When I was a young boy of about twelve or thirteen I met my mother down town one day. She was with a girl of about my own age. Probably the daughter of one of her friends. This was a place called Sutton, Surrey, in England. I was of course wearing my school blazer and cap. Shorts as well as I had not yet progressed to long trousers. I didn’t raise my cap to the girl so my mother told me to do so. I replied that she was only a girl and my mother said a gentleman always raises his hat to a lady no matter what her age.
I have always kept the habit although if I am wearing a soft cap I tend to give a salute if the lady is far away and I don’t get to say hello. I also do so for men that I meet. My old trilby is now more than fifty five years old. It still serves for funerals or if I’m wearing a suit to go to Paris.

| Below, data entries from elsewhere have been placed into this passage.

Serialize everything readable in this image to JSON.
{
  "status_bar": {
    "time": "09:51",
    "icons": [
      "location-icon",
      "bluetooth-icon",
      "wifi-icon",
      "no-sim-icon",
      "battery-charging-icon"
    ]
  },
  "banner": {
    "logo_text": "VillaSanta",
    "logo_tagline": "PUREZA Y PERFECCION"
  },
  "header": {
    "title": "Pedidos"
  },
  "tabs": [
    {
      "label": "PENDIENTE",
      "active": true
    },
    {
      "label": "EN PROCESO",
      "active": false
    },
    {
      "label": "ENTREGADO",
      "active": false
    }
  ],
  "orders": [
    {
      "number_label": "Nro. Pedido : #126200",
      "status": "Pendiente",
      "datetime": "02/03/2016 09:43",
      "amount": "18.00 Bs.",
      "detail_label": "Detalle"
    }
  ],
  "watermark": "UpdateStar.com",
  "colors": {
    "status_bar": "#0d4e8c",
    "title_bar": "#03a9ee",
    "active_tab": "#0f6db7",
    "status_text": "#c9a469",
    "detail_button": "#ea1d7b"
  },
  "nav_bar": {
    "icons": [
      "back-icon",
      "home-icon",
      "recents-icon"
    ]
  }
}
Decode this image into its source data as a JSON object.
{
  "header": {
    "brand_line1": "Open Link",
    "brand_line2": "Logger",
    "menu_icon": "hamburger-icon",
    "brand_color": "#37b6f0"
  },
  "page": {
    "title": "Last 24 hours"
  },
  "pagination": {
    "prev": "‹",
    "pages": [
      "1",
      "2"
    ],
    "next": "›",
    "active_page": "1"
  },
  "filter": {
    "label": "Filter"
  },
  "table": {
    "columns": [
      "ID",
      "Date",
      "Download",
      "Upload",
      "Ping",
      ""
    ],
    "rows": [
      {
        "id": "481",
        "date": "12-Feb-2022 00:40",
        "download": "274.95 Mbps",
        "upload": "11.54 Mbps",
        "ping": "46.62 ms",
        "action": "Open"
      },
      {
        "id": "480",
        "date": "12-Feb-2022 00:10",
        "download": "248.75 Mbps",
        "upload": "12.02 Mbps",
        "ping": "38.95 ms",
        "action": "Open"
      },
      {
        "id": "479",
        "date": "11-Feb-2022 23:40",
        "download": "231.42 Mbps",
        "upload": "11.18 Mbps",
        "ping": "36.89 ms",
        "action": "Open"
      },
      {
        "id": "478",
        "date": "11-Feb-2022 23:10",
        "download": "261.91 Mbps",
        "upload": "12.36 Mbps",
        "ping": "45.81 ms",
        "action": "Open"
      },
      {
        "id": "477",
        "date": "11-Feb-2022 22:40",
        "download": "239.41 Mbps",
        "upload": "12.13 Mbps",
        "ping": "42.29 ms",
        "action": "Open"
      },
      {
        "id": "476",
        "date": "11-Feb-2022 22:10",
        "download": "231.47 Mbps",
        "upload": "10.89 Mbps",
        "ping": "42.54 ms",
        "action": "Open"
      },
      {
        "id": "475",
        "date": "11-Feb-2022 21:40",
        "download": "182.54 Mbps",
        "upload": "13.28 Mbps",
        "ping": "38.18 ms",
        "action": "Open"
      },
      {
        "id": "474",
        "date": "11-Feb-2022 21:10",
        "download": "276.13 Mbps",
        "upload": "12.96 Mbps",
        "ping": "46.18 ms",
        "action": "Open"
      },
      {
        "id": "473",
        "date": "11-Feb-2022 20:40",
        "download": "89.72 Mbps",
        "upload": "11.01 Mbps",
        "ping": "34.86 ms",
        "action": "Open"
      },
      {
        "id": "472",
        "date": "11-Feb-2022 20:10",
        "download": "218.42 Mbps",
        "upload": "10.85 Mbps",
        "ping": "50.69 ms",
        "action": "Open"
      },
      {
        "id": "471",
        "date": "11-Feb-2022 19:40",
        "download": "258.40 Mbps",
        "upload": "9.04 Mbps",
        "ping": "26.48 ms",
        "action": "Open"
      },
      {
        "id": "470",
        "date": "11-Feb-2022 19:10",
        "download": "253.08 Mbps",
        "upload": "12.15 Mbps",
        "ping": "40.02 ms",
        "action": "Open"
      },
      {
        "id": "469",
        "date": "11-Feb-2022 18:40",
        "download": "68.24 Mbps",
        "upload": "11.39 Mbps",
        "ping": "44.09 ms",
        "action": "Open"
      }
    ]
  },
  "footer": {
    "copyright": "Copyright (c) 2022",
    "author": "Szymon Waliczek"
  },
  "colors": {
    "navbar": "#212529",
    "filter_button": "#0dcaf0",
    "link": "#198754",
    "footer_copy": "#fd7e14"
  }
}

Actually quite a lot of men wear hats in Orléans nowadays. I feel though that this is mostly related to the weather or a passing fashion. When it’s very cold or very hot the winter or summer hats come out. One can always tell a man who has seldom worn a hat. There are very few berets now. If I wear a hat to Paris I look very provincial as nobody seems to wear them there. When I take the Eurostar to London and arrive wearing a hat I must be mistaken for an Australian from the outback as absolutely nobody wears them at all there.
When I was young at school, perhaps about seventeen, I had an old basque beret which I wore on cycling holidays in France. It then followed me to the Bahamas and Vietnam. I must have lost it in Vietnam or the heat or bugs or rats got it. I was very attached to my old basque beret and rather regret not having got another when I first arrived in France in 1976. But then again people might have thought I was an Englishman pretending to be a Frenchman which would not have done at all.
The great shame of course is that the French themselves do not wear berets. There are moments when I feel they are no longer trying to be French. Of course this does not apply in moments of great joy or collective depression whilst following the fortunes of their national football team. Then nobody could mistake them for anything else.